Making TV shows involves hundreds of people working side by side, 12 hours a day, for months on end. A social-distance nightmare, but Tyler Perry’s making it work somehow. He shows Deco how he’s been able to pull it off — so far.

Tyler Perry: “I was all ready to go. It was March 16. I’m watching, I’m reading, I’m paying attention to all this happening with the numbers, and I go, ‘OK, we have to shut down.'”

Media mogul Tyler Perry was getting ready to go into production for his new fall TV season when coronavirus changed the world.

Tyler Perry: “When you’re shooting television shows, you work very closely with people. You’re, I mean, you’re pretty much one-on-one with them.”

Tyler Perry Studios is facing the same challenges as any other business: how to most safely reopen.

Tyler Perry: “But a few weeks in, I realized, ‘You got to figure this out if you’re going to do it.'”

And here’s how he did it. Welcome to Camp Quarantine.

It might not be a camp everyone wants to attend, but Perry did do his best to make sure it felt like home.

Here, at what used to be former Army barracks, people eat, sleep and live together during the two-week filming period.

KJ Smith is one of the stars of “Sistas,” Perry’s first show to return to production.

KJ Smith: “I tell people all the time, ‘I 100% trust Tyler Perry.’ He treats us like we’re his relatives, so I knew that we would be fully protected.”

They travel to Atlanta via private plane. OK, I can deal with that.

Once they arrive, it’s more testing for cast and crew that continues every four days. Masks are mandatory except during scenes.

KJ Smith: “I felt like the process was, it was very — there were no loopholes. There was no way around it. Everyone was holding each other accountable.”

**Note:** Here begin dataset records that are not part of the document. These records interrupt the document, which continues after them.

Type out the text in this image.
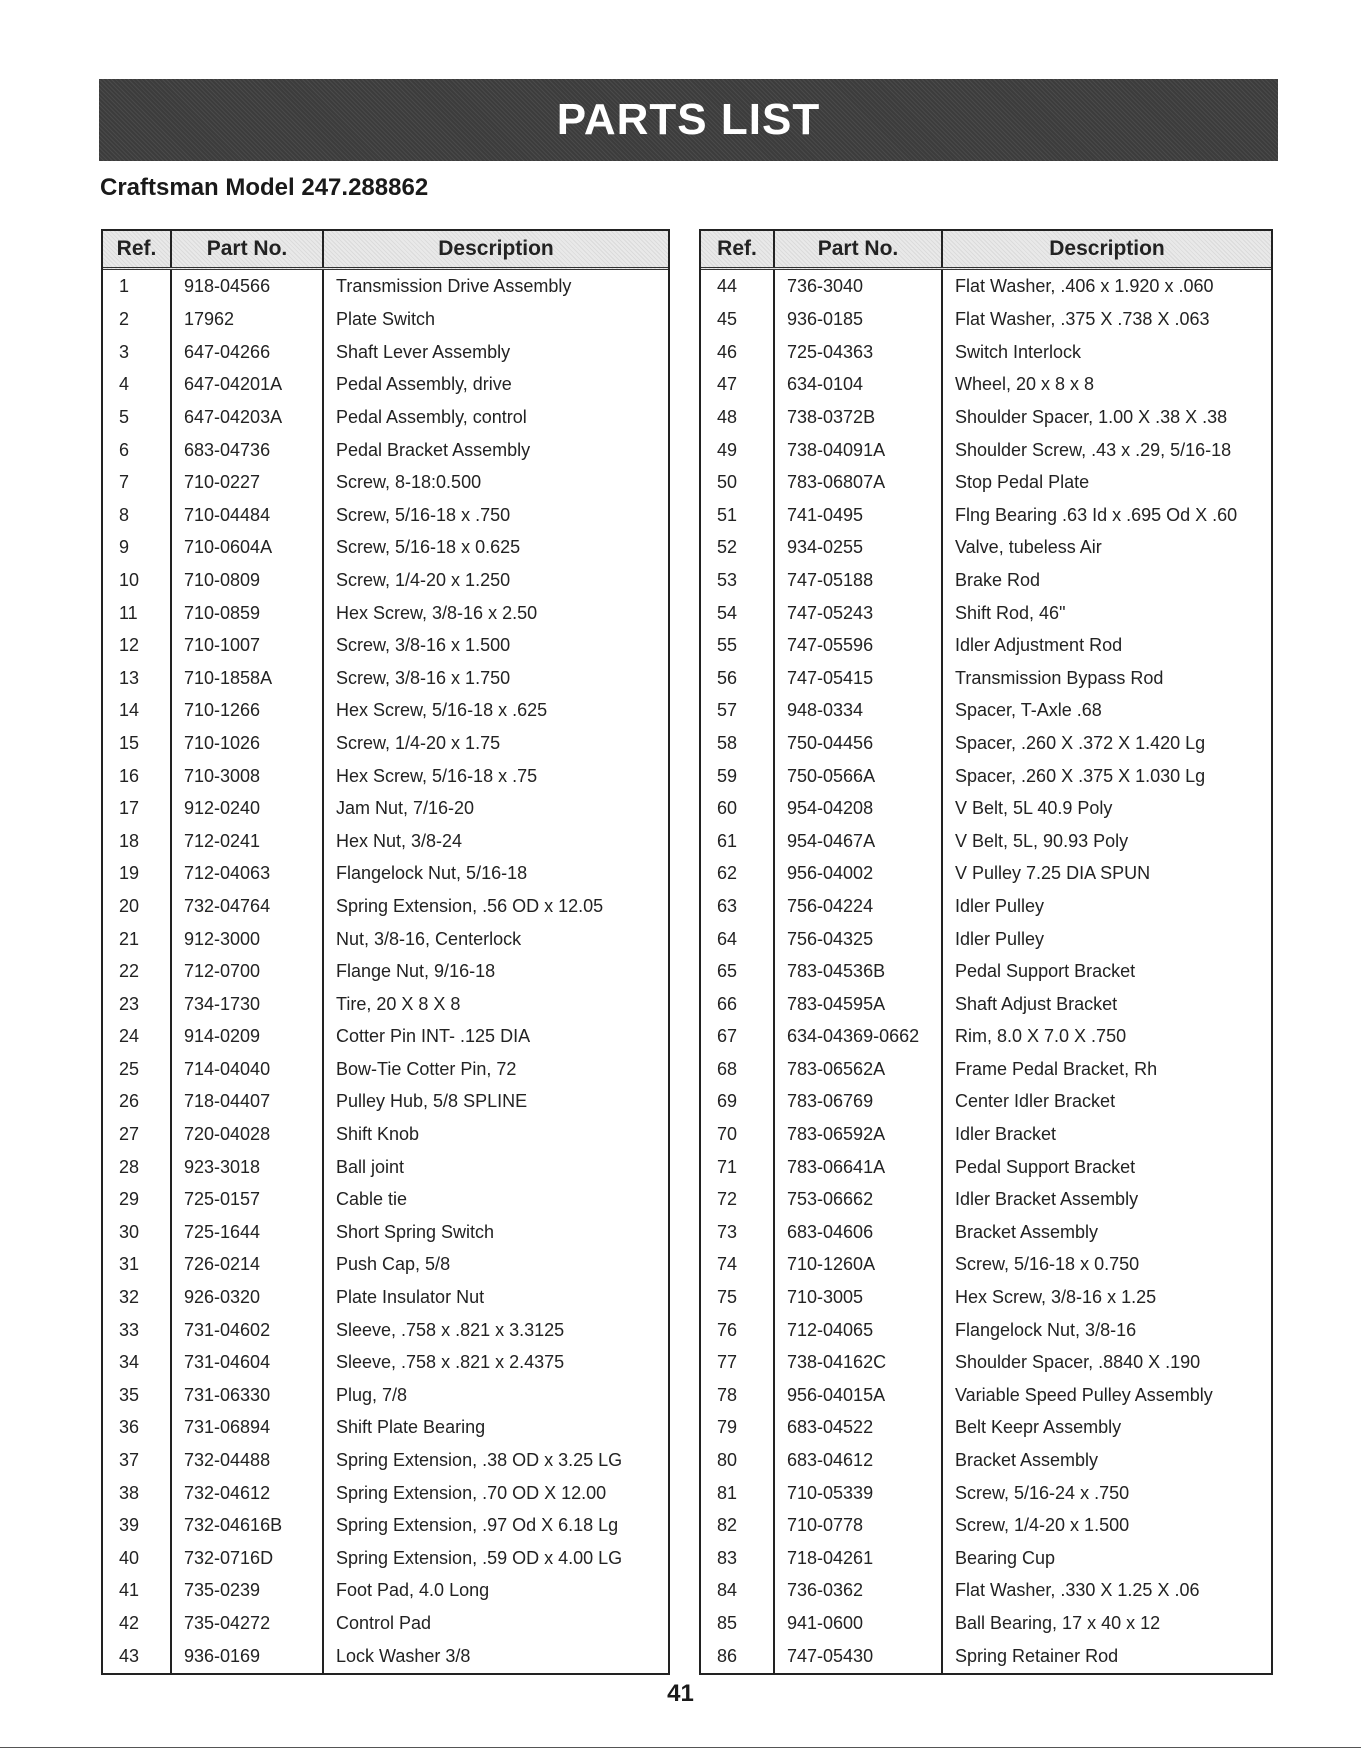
PARTS LIST
Craftsman Model 247.288862
Ref.	Part No.	Description
1	918-04566	Transmission Drive Assembly
2	17962	Plate Switch
3	647-04266	Shaft Lever Assembly
4	647-04201A	Pedal Assembly, drive
5	647-04203A	Pedal Assembly, control
6	683-04736	Pedal Bracket Assembly
7	710-0227	Screw, 8-18:0.500
8	710-04484	Screw, 5/16-18 x .750
9	710-0604A	Screw, 5/16-18 x 0.625
10	710-0809	Screw, 1/4-20 x 1.250
11	710-0859	Hex Screw, 3/8-16 x 2.50
12	710-1007	Screw, 3/8-16 x 1.500
13	710-1858A	Screw, 3/8-16 x 1.750
14	710-1266	Hex Screw, 5/16-18 x .625
15	710-1026	Screw, 1/4-20 x 1.75
16	710-3008	Hex Screw, 5/16-18 x .75
17	912-0240	Jam Nut, 7/16-20
18	712-0241	Hex Nut, 3/8-24
19	712-04063	Flangelock Nut, 5/16-18
20	732-04764	Spring Extension, .56 OD x 12.05
21	912-3000	Nut, 3/8-16, Centerlock
22	712-0700	Flange Nut, 9/16-18
23	734-1730	Tire, 20 X 8 X 8
24	914-0209	Cotter Pin INT- .125 DIA
25	714-04040	Bow-Tie Cotter Pin, 72
26	718-04407	Pulley Hub, 5/8 SPLINE
27	720-04028	Shift Knob
28	923-3018	Ball joint
29	725-0157	Cable tie
30	725-1644	Short Spring Switch
31	726-0214	Push Cap, 5/8
32	926-0320	Plate Insulator Nut
33	731-04602	Sleeve, .758 x .821 x 3.3125
34	731-04604	Sleeve, .758 x .821 x 2.4375
35	731-06330	Plug, 7/8
36	731-06894	Shift Plate Bearing
37	732-04488	Spring Extension, .38 OD x 3.25 LG
38	732-04612	Spring Extension, .70 OD X 12.00
39	732-04616B	Spring Extension, .97 Od X 6.18 Lg
40	732-0716D	Spring Extension, .59 OD x 4.00 LG
41	735-0239	Foot Pad, 4.0 Long
42	735-04272	Control Pad
43	936-0169	Lock Washer 3/8
Ref.	Part No.	Description
44	736-3040	Flat Washer, .406 x 1.920 x .060
45	936-0185	Flat Washer, .375 X .738 X .063
46	725-04363	Switch Interlock
47	634-0104	Wheel, 20 x 8 x 8
48	738-0372B	Shoulder Spacer, 1.00 X .38 X .38
49	738-04091A	Shoulder Screw, .43 x .29, 5/16-18
50	783-06807A	Stop Pedal Plate
51	741-0495	Flng Bearing .63 Id x .695 Od X .60
52	934-0255	Valve, tubeless Air
53	747-05188	Brake Rod
54	747-05243	Shift Rod, 46"
55	747-05596	Idler Adjustment Rod
56	747-05415	Transmission Bypass Rod
57	948-0334	Spacer, T-Axle .68
58	750-04456	Spacer, .260 X .372 X 1.420 Lg
59	750-0566A	Spacer, .260 X .375 X 1.030 Lg
60	954-04208	V Belt, 5L 40.9 Poly
61	954-0467A	V Belt, 5L, 90.93 Poly
62	956-04002	V Pulley 7.25 DIA SPUN
63	756-04224	Idler Pulley
64	756-04325	Idler Pulley
65	783-04536B	Pedal Support Bracket
66	783-04595A	Shaft Adjust Bracket
67	634-04369-0662	Rim, 8.0 X 7.0 X .750
68	783-06562A	Frame Pedal Bracket, Rh
69	783-06769	Center Idler Bracket
70	783-06592A	Idler Bracket
71	783-06641A	Pedal Support Bracket
72	753-06662	Idler Bracket Assembly
73	683-04606	Bracket Assembly
74	710-1260A	Screw, 5/16-18 x 0.750
75	710-3005	Hex Screw, 3/8-16 x 1.25
76	712-04065	Flangelock Nut, 3/8-16
77	738-04162C	Shoulder Spacer, .8840 X .190
78	956-04015A	Variable Speed Pulley Assembly
79	683-04522	Belt Keepr Assembly
80	683-04612	Bracket Assembly
81	710-05339	Screw, 5/16-24 x .750
82	710-0778	Screw, 1/4-20 x 1.500
83	718-04261	Bearing Cup
84	736-0362	Flat Washer, .330 X 1.25 X .06
85	941-0600	Ball Bearing, 17 x 40 x 12
86	747-05430	Spring Retainer Rod
41
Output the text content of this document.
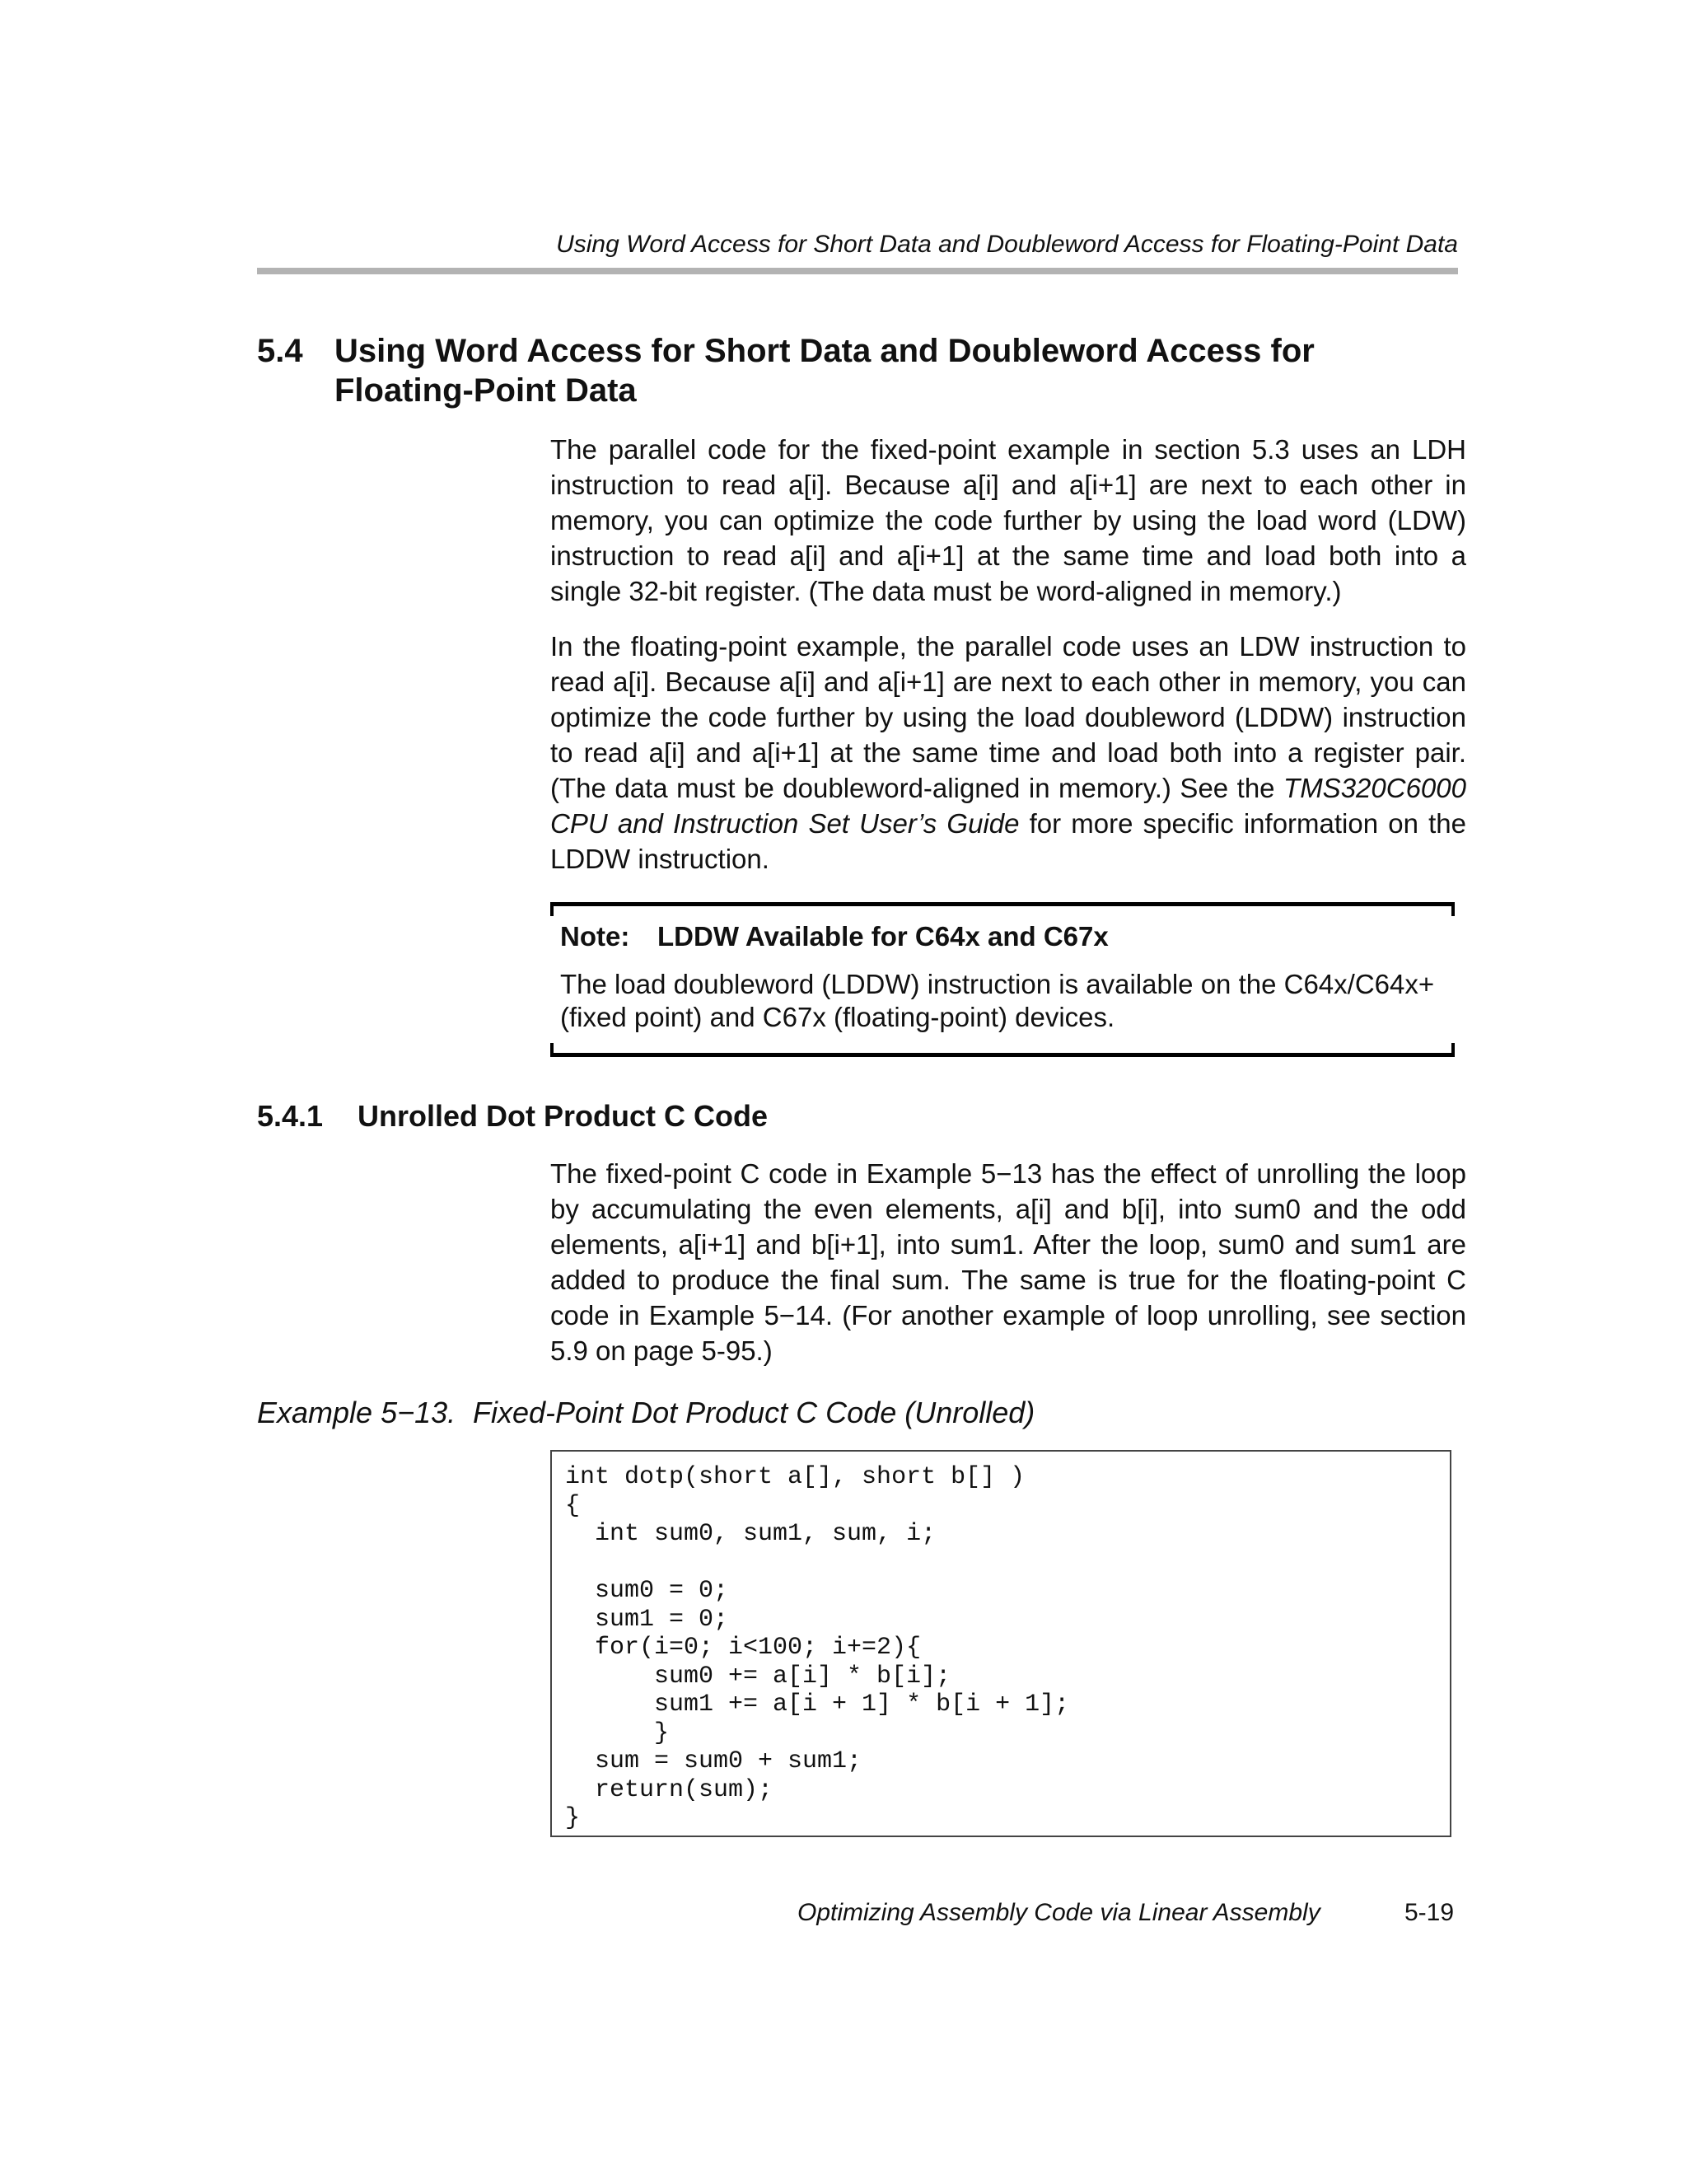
Using Word Access for Short Data and Doubleword Access for Floating-Point Data
5.4 Using Word Access for Short Data and Doubleword Access for Floating-Point Data

The parallel code for the fixed-point example in section 5.3 uses an LDH instruction to read a[i]. Because a[i] and a[i+1] are next to each other in memory, you can optimize the code further by using the load word (LDW) instruction to read a[i] and a[i+1] at the same time and load both into a single 32-bit register. (The data must be word-aligned in memory.)

In the floating-point example, the parallel code uses an LDW instruction to read a[i]. Because a[i] and a[i+1] are next to each other in memory, you can optimize the code further by using the load doubleword (LDDW) instruction to read a[i] and a[i+1] at the same time and load both into a register pair. (The data must be doubleword-aligned in memory.) See the TMS320C6000 CPU and Instruction Set User’s Guide for more specific information on the LDDW instruction.

Note: LDDW Available for C64x and C67x
The load doubleword (LDDW) instruction is available on the C64x/C64x+ (fixed point) and C67x (floating-point) devices.
5.4.1 Unrolled Dot Product C Code

The fixed-point C code in Example 5−13 has the effect of unrolling the loop by accumulating the even elements, a[i] and b[i], into sum0 and the odd elements, a[i+1] and b[i+1], into sum1. After the loop, sum0 and sum1 are added to produce the final sum. The same is true for the floating-point C code in Example 5−14. (For another example of loop unrolling, see section 5.9 on page 5-95.)

Example 5−13. Fixed-Point Dot Product C Code (Unrolled)
int dotp(short a[], short b[] )
{
int sum0, sum1, sum, i;

sum0 = 0;
sum1 = 0;
for(i=0; i<100; i+=2){
sum0 += a[i] * b[i];
sum1 += a[i + 1] * b[i + 1];
}
sum = sum0 + sum1;
return(sum);
}
Optimizing Assembly Code via Linear Assembly	5-19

But this is no ordinary operation. It’s one that came with what Perry says was a hefty price tag of approximately $18 million, and of course, access to thousands of tests.

No tests, no production.

Tyler Perry: “Let’s be clear about what we’re doing here. I’m trying to have people protect them-, keep their lives, to help the healthy and safe, but also to protect their livelihood. And that is not as important as people out in nursing homes and other places trying to get COVID tests. If that happens, we would step back and shut down, because the important thing is that people are able to get the testing that they need.”

There was no magical vaccine. There was no groundbreaking therapeutic. It was just the basics that we’ve seen work all around the world.

Tyler Perry: “So masks work. They, absolutely, masks work, and testing works, contact tracing works. We were able to manage it just doing that: testing, isolation and contact tracing.”

Perry also offered his cast and crew online church services on Sundays and virtual yoga sessions to help with the stress of working during a pandemic.